Let us evaluate the risk for one of the vulnerabilities above: The manufacturer’s support team can log in to all devices as root with ssh. Once attackers gain root access to the device, they can do everything on the device. They could, for example, install ransomware on the terminal, turn the harvester into an unusable chunk of metal, and extort money from the manufacturer and its customers. The manufacturer would violate most of the essential product requirements and face serious penalties from the EU CRA. In short, the damage would be catastrophic.
How likely is an attack? As I argued in a previous newsletter, hacking cars or stealing cars is far too easy. This is a sad fact, although the car industry has been subject to cybersecurity regulations for many years (that’s why it is excluded from the EU CRA). In contrast, the EU CRA is the first time that the agricultural industry and many other industries must seriously do something about cybersecurity. Many manufacturers lack the skills, which is unlikely to change in the near future. This makes these manufacturers especially vulnerable.
These manufacturers may argue that they are too small or too unimportant as target for hackers. As their defences are weak or non-existent, these harvesters are easy targets even for less skilled hacker. Grounding a sizeable number of machines during the harvest could be pretty lucrative - and cause a panic in the public. I would definitely rank it as possible - if not likely.

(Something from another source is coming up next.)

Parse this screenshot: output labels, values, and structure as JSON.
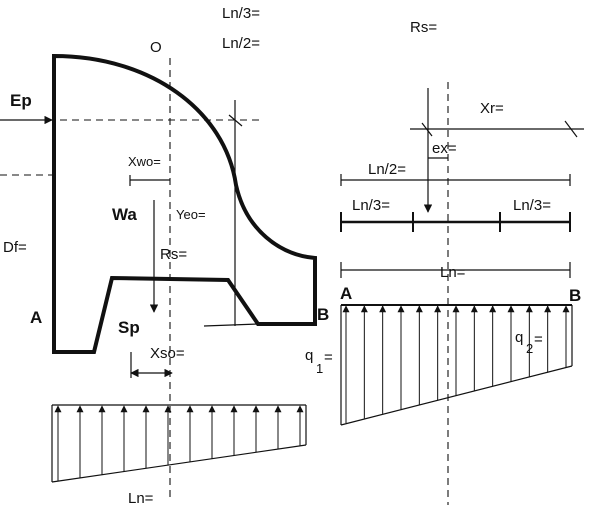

If we look up the likelihood “possible” and the damage “catastrophic” in the risk assessment matrix, we get “high” as the resulting risk. Without doubt, we are looking at a “severe cybersecurity risk” and hence at an exploitable vulnerability, which requires mitigation.
Very good article.
Note that this looks like what the FDA requires from medical device manufacturer: Cybersecurity in Medical Devices: Quality System Considerations and Content of Premarket Submissions
Really nice overview as always, Burkhard! I think that threat modeling and risk assessment are quite possibly the _most_ important elements of the CRA. How you define your threat model determines how you assess cybersecurity risks, and it's your assessment of cybersecurity risks that determines what controls or mitigations you need to apply. So a poorly done threat model or risk assessment can add serious cost and complexity to the final built product--we all know that bolting on security features after the fact is 10x as expensive and 1/10th as effective as building security in from the start.

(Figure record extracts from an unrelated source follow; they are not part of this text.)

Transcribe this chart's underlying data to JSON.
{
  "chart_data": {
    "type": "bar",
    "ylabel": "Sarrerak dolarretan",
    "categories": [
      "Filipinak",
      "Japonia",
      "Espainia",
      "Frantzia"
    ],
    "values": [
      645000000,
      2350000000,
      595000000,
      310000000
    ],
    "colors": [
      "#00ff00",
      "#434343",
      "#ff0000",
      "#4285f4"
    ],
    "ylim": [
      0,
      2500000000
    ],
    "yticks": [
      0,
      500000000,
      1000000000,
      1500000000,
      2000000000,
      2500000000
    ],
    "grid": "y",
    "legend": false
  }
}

One thing I'll add on that topic is that cybersecurity risk management isn't so different from risk management in other domains, at least at a high level. The four basic tools are the same: Avoid, Reduce, Transfer, Accept. There are really just two main differences: first, we usually refer to risk reduction strategies as "mitigations" or "controls", and the line between avoiding risk and reducing risk is slightly fuzzier. And second, regulations like the CRA make it much more difficult to just accept cybersecurity risks, and basically impossible to transfer them to 3rd parties.
I'd also like to mention something on the topic of vulnerabilities. Although you're of course right in your description of generic, product-wide vulnerabilities, it's worth giving special attention to CVE management, i.e. the process and strategy for dealing with documented vulnerabilities in the open-source dependencies of the product. A risk that applies to every product is "an exploitable vulnerability is discovered in one of my software dependencies"--and the only effective mitigation for that risk is to make sure an accurate, actionable SBOM for the product exists, and regularly scan it for exposure to CVEs.